On 1/14/20 5:26 PM, Mina Almasry wrote:
A follow up patch in this series adds hugetlb cgroup uncharge info the file_region entries in resv->regions. The cgroup uncharge info may differ for different regions, so they can no longer be coalesced at region_add time. So, disable region coalescing in region_add in this patch.
Behavior change:
Say a resv_map exists like this [0->1], [2->3], and [5->6].
Then a region_chg/add call comes in region_chg/add(f=0, t=5).
Old code would generate resv->regions: [0->5], [5->6]. New code would generate resv->regions: [0->1], [1->2], [2->3], [3->5], [5->6].
Special care needs to be taken to handle the resv->adds_in_progress variable correctly. In the past, only 1 region would be added for every region_chg and region_add call. But now, each call may add multiple regions, so we can no longer increment adds_in_progress by 1 in region_chg, or decrement adds_in_progress by 1 after region_add or region_abort. Instead, region_chg calls add_reservation_in_range() to count the number of regions needed and allocates those, and that info is passed to region_add and region_abort to decrement adds_in_progress correctly.
We've also modified the assumption that region_add after region_chg never fails. region_chg now pre-allocates at least 1 region for region_add. If region_add needs more regions than region_chg has allocated for it, then it may fail.
Some time back we briefly discussed an optimization to coalesce file region entries if they were from the same cgroup. At the time, the thought was that such an optimization could wait.
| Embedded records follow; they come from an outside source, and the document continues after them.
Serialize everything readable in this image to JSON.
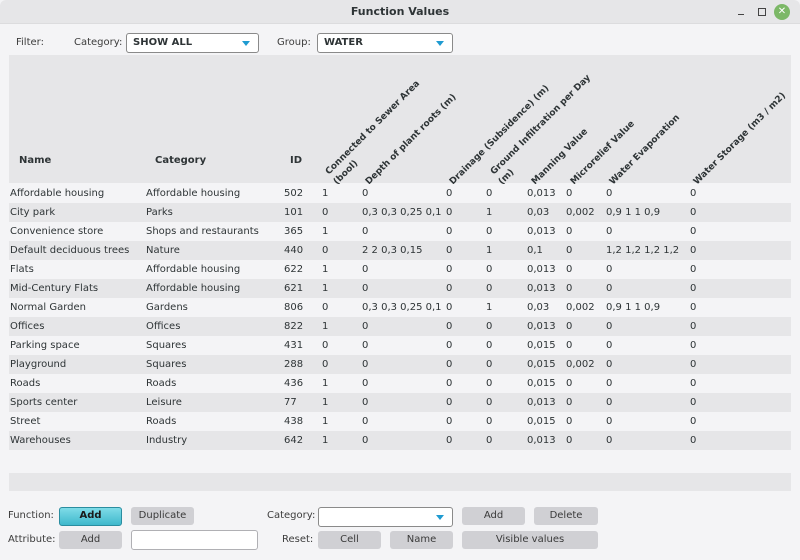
{
  "window": {
    "title": "Function Values",
    "controls": [
      "minimize",
      "maximize",
      "close"
    ]
  },
  "filter": {
    "label": "Filter:",
    "category_label": "Category:",
    "category_value": "SHOW ALL",
    "group_label": "Group:",
    "group_value": "WATER"
  },
  "table": {
    "columns": [
      "Name",
      "Category",
      "ID",
      "Connected to Sewer Area (bool)",
      "Depth of plant roots  (m)",
      "Drainage (Subsidence)  (m)",
      "Ground Infiltration per Day (m)",
      "Manning Value",
      "Microrelief Value",
      "Water Evaporation",
      "Water Storage  (m3 / m2)"
    ],
    "rows": [
      [
        "Affordable housing",
        "Affordable housing",
        "502",
        "1",
        "0",
        "0",
        "0",
        "0,013",
        "0",
        "0",
        "0"
      ],
      [
        "City park",
        "Parks",
        "101",
        "0",
        "0,3 0,3 0,25 0,1",
        "0",
        "1",
        "0,03",
        "0,002",
        "0,9 1 1 0,9",
        "0"
      ],
      [
        "Convenience store",
        "Shops and restaurants",
        "365",
        "1",
        "0",
        "0",
        "0",
        "0,013",
        "0",
        "0",
        "0"
      ],
      [
        "Default deciduous trees",
        "Nature",
        "440",
        "0",
        "2 2 0,3 0,15",
        "0",
        "1",
        "0,1",
        "0",
        "1,2 1,2 1,2 1,2",
        "0"
      ],
      [
        "Flats",
        "Affordable housing",
        "622",
        "1",
        "0",
        "0",
        "0",
        "0,013",
        "0",
        "0",
        "0"
      ],
      [
        "Mid-Century Flats",
        "Affordable housing",
        "621",
        "1",
        "0",
        "0",
        "0",
        "0,013",
        "0",
        "0",
        "0"
      ],
      [
        "Normal Garden",
        "Gardens",
        "806",
        "0",
        "0,3 0,3 0,25 0,1",
        "0",
        "1",
        "0,03",
        "0,002",
        "0,9 1 1 0,9",
        "0"
      ],
      [
        "Offices",
        "Offices",
        "822",
        "1",
        "0",
        "0",
        "0",
        "0,013",
        "0",
        "0",
        "0"
      ],
      [
        "Parking space",
        "Squares",
        "431",
        "0",
        "0",
        "0",
        "0",
        "0,015",
        "0",
        "0",
        "0"
      ],
      [
        "Playground",
        "Squares",
        "288",
        "0",
        "0",
        "0",
        "0",
        "0,015",
        "0,002",
        "0",
        "0"
      ],
      [
        "Roads",
        "Roads",
        "436",
        "1",
        "0",
        "0",
        "0",
        "0,015",
        "0",
        "0",
        "0"
      ],
      [
        "Sports center",
        "Leisure",
        "77",
        "1",
        "0",
        "0",
        "0",
        "0,013",
        "0",
        "0",
        "0"
      ],
      [
        "Street",
        "Roads",
        "438",
        "1",
        "0",
        "0",
        "0",
        "0,015",
        "0",
        "0",
        "0"
      ],
      [
        "Warehouses",
        "Industry",
        "642",
        "1",
        "0",
        "0",
        "0",
        "0,013",
        "0",
        "0",
        "0"
      ]
    ]
  },
  "bottom": {
    "function_label": "Function:",
    "function_add": "Add",
    "function_duplicate": "Duplicate",
    "attribute_label": "Attribute:",
    "attribute_add": "Add",
    "attribute_input_value": "",
    "category_label": "Category:",
    "category_value": "",
    "category_add": "Add",
    "category_delete": "Delete",
    "reset_label": "Reset:",
    "reset_cell": "Cell",
    "reset_name": "Name",
    "reset_visible": "Visible values"
  },
  "colors": {
    "accent": "#3fb8cc",
    "combo_arrow": "#1f9bd1",
    "close_button": "#7cb867",
    "row_alt": "#e6e6e8",
    "row_base": "#f4f4f6"
  }
}
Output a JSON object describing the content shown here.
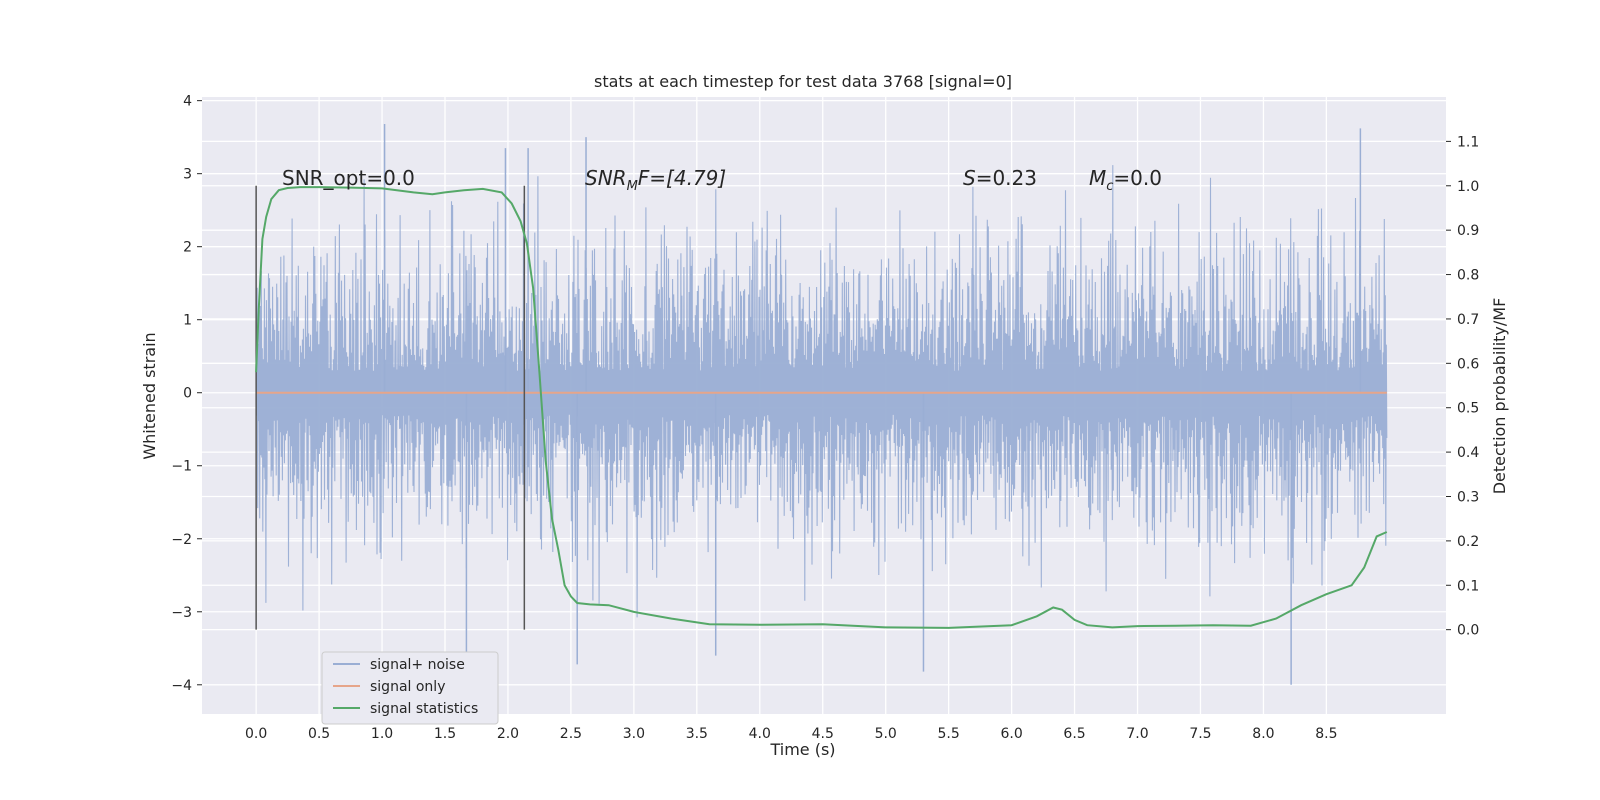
{
  "chart_data": {
    "type": "line",
    "title": "stats at each timestep for test data 3768 [signal=0]",
    "xlabel": "Time (s)",
    "ylabel": "Whitened strain",
    "y2label": "Detection probability/MF",
    "xlim": [
      -0.43,
      9.45
    ],
    "ylim": [
      -4.4,
      4.05
    ],
    "y2lim": [
      -0.19,
      1.2
    ],
    "xticks": [
      "0.0",
      "0.5",
      "1.0",
      "1.5",
      "2.0",
      "2.5",
      "3.0",
      "3.5",
      "4.0",
      "4.5",
      "5.0",
      "5.5",
      "6.0",
      "6.5",
      "7.0",
      "7.5",
      "8.0",
      "8.5"
    ],
    "yticks": [
      "4",
      "3",
      "2",
      "1",
      "0",
      "−1",
      "−2",
      "−3",
      "−4"
    ],
    "y2ticks": [
      "1.1",
      "1.0",
      "0.9",
      "0.8",
      "0.7",
      "0.6",
      "0.5",
      "0.4",
      "0.3",
      "0.2",
      "0.1",
      "0.0"
    ],
    "grid": true,
    "legend_position": "lower-left",
    "annotations": {
      "snr_opt": "SNR_opt=0.0",
      "snr_mf": "SNR<tspan>",
      "snr_mf_base": "SNR",
      "snr_mf_sub": "M",
      "snr_mf_rest": "F=[4.79]",
      "s_base": "S",
      "s_rest": "=0.23",
      "mc_base": "M",
      "mc_sub": "c",
      "mc_rest": "=0.0"
    },
    "vertical_markers": [
      0.0,
      2.13
    ],
    "series": [
      {
        "name": "signal+ noise",
        "color": "#9aaed4",
        "description_t_range": [
          0.0,
          8.98
        ],
        "envelope_max": 3.7,
        "envelope_min": -4.0,
        "notable_peaks": [
          {
            "x": 1.02,
            "y": 3.68
          },
          {
            "x": 1.98,
            "y": 3.35
          },
          {
            "x": 2.16,
            "y": 3.35
          },
          {
            "x": 2.62,
            "y": 3.5
          },
          {
            "x": 8.77,
            "y": 3.62
          },
          {
            "x": 1.67,
            "y": -3.65
          },
          {
            "x": 3.65,
            "y": -3.6
          },
          {
            "x": 5.3,
            "y": -3.82
          },
          {
            "x": 8.22,
            "y": -4.0
          },
          {
            "x": 2.55,
            "y": -3.72
          }
        ]
      },
      {
        "name": "signal only",
        "color": "#e6a58a",
        "x": [
          0.0,
          8.98
        ],
        "y": [
          0.0,
          0.0
        ]
      },
      {
        "name": "signal statistics",
        "color": "#55a868",
        "x": [
          0.0,
          0.02,
          0.05,
          0.08,
          0.12,
          0.18,
          0.25,
          0.35,
          0.5,
          0.75,
          1.0,
          1.25,
          1.4,
          1.5,
          1.65,
          1.8,
          1.95,
          2.03,
          2.1,
          2.15,
          2.2,
          2.25,
          2.3,
          2.35,
          2.4,
          2.45,
          2.5,
          2.55,
          2.65,
          2.8,
          3.0,
          3.3,
          3.6,
          4.0,
          4.5,
          5.0,
          5.5,
          6.0,
          6.2,
          6.33,
          6.4,
          6.5,
          6.6,
          6.8,
          7.0,
          7.3,
          7.6,
          7.9,
          8.1,
          8.3,
          8.5,
          8.7,
          8.8,
          8.9,
          8.98
        ],
        "y": [
          0.58,
          0.72,
          0.88,
          0.93,
          0.97,
          0.99,
          0.995,
          0.997,
          0.997,
          0.996,
          0.994,
          0.985,
          0.981,
          0.985,
          0.99,
          0.993,
          0.985,
          0.96,
          0.92,
          0.87,
          0.77,
          0.58,
          0.38,
          0.25,
          0.18,
          0.1,
          0.075,
          0.06,
          0.057,
          0.055,
          0.04,
          0.025,
          0.012,
          0.011,
          0.012,
          0.005,
          0.004,
          0.01,
          0.03,
          0.05,
          0.045,
          0.022,
          0.01,
          0.005,
          0.008,
          0.009,
          0.01,
          0.009,
          0.025,
          0.055,
          0.08,
          0.1,
          0.14,
          0.21,
          0.22
        ]
      }
    ]
  }
}
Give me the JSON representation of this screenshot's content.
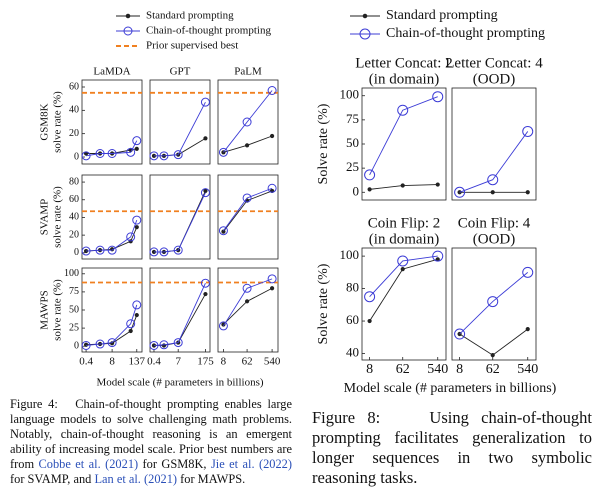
{
  "figure4": {
    "legend": [
      {
        "name": "Standard prompting",
        "color": "#222222",
        "marker": "dot"
      },
      {
        "name": "Chain-of-thought prompting",
        "color": "#3c3cd6",
        "marker": "circle"
      },
      {
        "name": "Prior supervised best",
        "color": "#f08020",
        "marker": "dashed"
      }
    ],
    "x_label": "Model scale (# parameters in billions)",
    "caption": {
      "label": "Figure 4:",
      "parts": [
        "Chain-of-thought prompting enables large language models to solve challenging math problems. Notably, chain-of-thought reasoning is an emergent ability of increasing model scale. Prior best numbers are from ",
        "Cobbe et al. (2021)",
        " for GSM8K, ",
        "Jie et al. (2022)",
        " for SVAMP, and ",
        "Lan et al. (2021)",
        " for MAWPS."
      ]
    }
  },
  "figure8": {
    "legend": [
      {
        "name": "Standard prompting",
        "color": "#222222",
        "marker": "dot"
      },
      {
        "name": "Chain-of-thought prompting",
        "color": "#3c3cd6",
        "marker": "circle"
      }
    ],
    "x_label": "Model scale (# parameters in billions)",
    "caption": {
      "label": "Figure 8:",
      "text": "Using chain-of-thought prompting facilitates generalization to longer sequences in two symbolic reasoning tasks."
    }
  },
  "chart_data": [
    {
      "type": "line",
      "title": [
        "LaMDA"
      ],
      "ylabel": [
        "GSM8K",
        "solve rate (%)"
      ],
      "log_x": true,
      "x": [
        0.4,
        2,
        8,
        68,
        137
      ],
      "xlim": [
        0.25,
        250
      ],
      "ylim": [
        -6,
        66
      ],
      "yticks": [
        0,
        20,
        40,
        60
      ],
      "reference": 55,
      "reference_color": "#f08020",
      "series": [
        {
          "color": "#222222",
          "marker": "dot",
          "values": [
            3,
            3,
            3,
            6,
            7
          ]
        },
        {
          "color": "#3c3cd6",
          "marker": "circle",
          "values": [
            1,
            3,
            3,
            4,
            14
          ]
        }
      ]
    },
    {
      "type": "line",
      "title": [
        "GPT"
      ],
      "log_x": true,
      "x": [
        0.4,
        1.3,
        7,
        175
      ],
      "xlim": [
        0.25,
        300
      ],
      "ylim": [
        -6,
        66
      ],
      "reference": 55,
      "reference_color": "#f08020",
      "series": [
        {
          "color": "#222222",
          "marker": "dot",
          "values": [
            1,
            1,
            2,
            16
          ]
        },
        {
          "color": "#3c3cd6",
          "marker": "circle",
          "values": [
            1,
            1,
            2,
            47
          ]
        }
      ]
    },
    {
      "type": "line",
      "title": [
        "PaLM"
      ],
      "log_x": true,
      "x": [
        8,
        62,
        540
      ],
      "xlim": [
        5,
        900
      ],
      "ylim": [
        -6,
        66
      ],
      "reference": 55,
      "reference_color": "#f08020",
      "series": [
        {
          "color": "#222222",
          "marker": "dot",
          "values": [
            4,
            10,
            18
          ]
        },
        {
          "color": "#3c3cd6",
          "marker": "circle",
          "values": [
            4,
            30,
            57
          ]
        }
      ]
    },
    {
      "type": "line",
      "ylabel": [
        "SVAMP",
        "solve rate (%)"
      ],
      "log_x": true,
      "x": [
        0.4,
        2,
        8,
        68,
        137
      ],
      "xlim": [
        0.25,
        250
      ],
      "ylim": [
        -7,
        88
      ],
      "yticks": [
        0,
        20,
        40,
        60,
        80
      ],
      "reference": 47,
      "reference_color": "#f08020",
      "series": [
        {
          "color": "#222222",
          "marker": "dot",
          "values": [
            2,
            3,
            4,
            13,
            29
          ]
        },
        {
          "color": "#3c3cd6",
          "marker": "circle",
          "values": [
            2,
            3,
            3,
            18,
            37
          ]
        }
      ]
    },
    {
      "type": "line",
      "log_x": true,
      "x": [
        0.4,
        1.3,
        7,
        175
      ],
      "xlim": [
        0.25,
        300
      ],
      "ylim": [
        -7,
        88
      ],
      "reference": 47,
      "reference_color": "#f08020",
      "series": [
        {
          "color": "#222222",
          "marker": "dot",
          "values": [
            1,
            1,
            3,
            70
          ]
        },
        {
          "color": "#3c3cd6",
          "marker": "circle",
          "values": [
            1,
            1,
            3,
            68
          ]
        }
      ]
    },
    {
      "type": "line",
      "log_x": true,
      "x": [
        8,
        62,
        540
      ],
      "xlim": [
        5,
        900
      ],
      "ylim": [
        -7,
        88
      ],
      "reference": 47,
      "reference_color": "#f08020",
      "series": [
        {
          "color": "#222222",
          "marker": "dot",
          "values": [
            24,
            59,
            70
          ]
        },
        {
          "color": "#3c3cd6",
          "marker": "circle",
          "values": [
            25,
            62,
            73
          ]
        }
      ]
    },
    {
      "type": "line",
      "ylabel": [
        "MAWPS",
        "solve rate (%)"
      ],
      "log_x": true,
      "x": [
        0.4,
        2,
        8,
        68,
        137
      ],
      "xlim": [
        0.25,
        250
      ],
      "xticks": [
        0.4,
        8,
        137
      ],
      "ylim": [
        -8,
        108
      ],
      "yticks": [
        0,
        25,
        50,
        75,
        100
      ],
      "reference": 88,
      "reference_color": "#f08020",
      "series": [
        {
          "color": "#222222",
          "marker": "dot",
          "values": [
            2,
            3,
            4,
            21,
            43
          ]
        },
        {
          "color": "#3c3cd6",
          "marker": "circle",
          "values": [
            1,
            3,
            5,
            31,
            57
          ]
        }
      ]
    },
    {
      "type": "line",
      "log_x": true,
      "x": [
        0.4,
        1.3,
        7,
        175
      ],
      "xlim": [
        0.25,
        300
      ],
      "xticks": [
        0.4,
        7,
        175
      ],
      "ylim": [
        -8,
        108
      ],
      "reference": 88,
      "reference_color": "#f08020",
      "series": [
        {
          "color": "#222222",
          "marker": "dot",
          "values": [
            1,
            1,
            5,
            72
          ]
        },
        {
          "color": "#3c3cd6",
          "marker": "circle",
          "values": [
            1,
            2,
            5,
            87
          ]
        }
      ]
    },
    {
      "type": "line",
      "log_x": true,
      "x": [
        8,
        62,
        540
      ],
      "xlim": [
        5,
        900
      ],
      "xticks": [
        8,
        62,
        540
      ],
      "ylim": [
        -8,
        108
      ],
      "reference": 88,
      "reference_color": "#f08020",
      "series": [
        {
          "color": "#222222",
          "marker": "dot",
          "values": [
            30,
            62,
            80
          ]
        },
        {
          "color": "#3c3cd6",
          "marker": "circle",
          "values": [
            28,
            80,
            93
          ]
        }
      ]
    },
    {
      "type": "line",
      "title": [
        "Letter Concat: 2",
        "(in domain)"
      ],
      "ylabel": [
        "Solve rate (%)"
      ],
      "log_x": true,
      "x": [
        8,
        62,
        540
      ],
      "xlim": [
        5,
        900
      ],
      "ylim": [
        -8,
        108
      ],
      "yticks": [
        0,
        25,
        50,
        75,
        100
      ],
      "series": [
        {
          "color": "#222222",
          "marker": "dot",
          "values": [
            3,
            7,
            8
          ]
        },
        {
          "color": "#3c3cd6",
          "marker": "circle",
          "values": [
            18,
            85,
            99
          ]
        }
      ]
    },
    {
      "type": "line",
      "title": [
        "Letter Concat: 4",
        "(OOD)"
      ],
      "log_x": true,
      "x": [
        8,
        62,
        540
      ],
      "xlim": [
        5,
        900
      ],
      "ylim": [
        -8,
        108
      ],
      "series": [
        {
          "color": "#222222",
          "marker": "dot",
          "values": [
            0,
            0,
            0
          ]
        },
        {
          "color": "#3c3cd6",
          "marker": "circle",
          "values": [
            0,
            13,
            63
          ]
        }
      ]
    },
    {
      "type": "line",
      "title": [
        "Coin Flip: 2",
        "(in domain)"
      ],
      "ylabel": [
        "Solve rate (%)"
      ],
      "log_x": true,
      "x": [
        8,
        62,
        540
      ],
      "xlim": [
        5,
        900
      ],
      "xticks": [
        8,
        62,
        540
      ],
      "ylim": [
        36,
        105
      ],
      "yticks": [
        40,
        60,
        80,
        100
      ],
      "series": [
        {
          "color": "#222222",
          "marker": "dot",
          "values": [
            60,
            92,
            98
          ]
        },
        {
          "color": "#3c3cd6",
          "marker": "circle",
          "values": [
            75,
            97,
            100
          ]
        }
      ]
    },
    {
      "type": "line",
      "title": [
        "Coin Flip: 4",
        "(OOD)"
      ],
      "log_x": true,
      "x": [
        8,
        62,
        540
      ],
      "xlim": [
        5,
        900
      ],
      "xticks": [
        8,
        62,
        540
      ],
      "ylim": [
        36,
        105
      ],
      "series": [
        {
          "color": "#222222",
          "marker": "dot",
          "values": [
            52,
            39,
            55
          ]
        },
        {
          "color": "#3c3cd6",
          "marker": "circle",
          "values": [
            52,
            72,
            90
          ]
        }
      ]
    }
  ]
}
For large mappings, known users will reserve the entire area. Smaller mappings such as those in the commit log are not the common case and are mentioned mostly to illustrate what the code must handle.
However, I just remembered that for private mappings file region entries are allocated at page fault time: one per page. Since we are no longer coalescing, there will be one file region struct for each page in a private mapping. Is that correct?
I honestly do not know how common private mappings are today. But, this would cause excessive overhead for any large private mapping.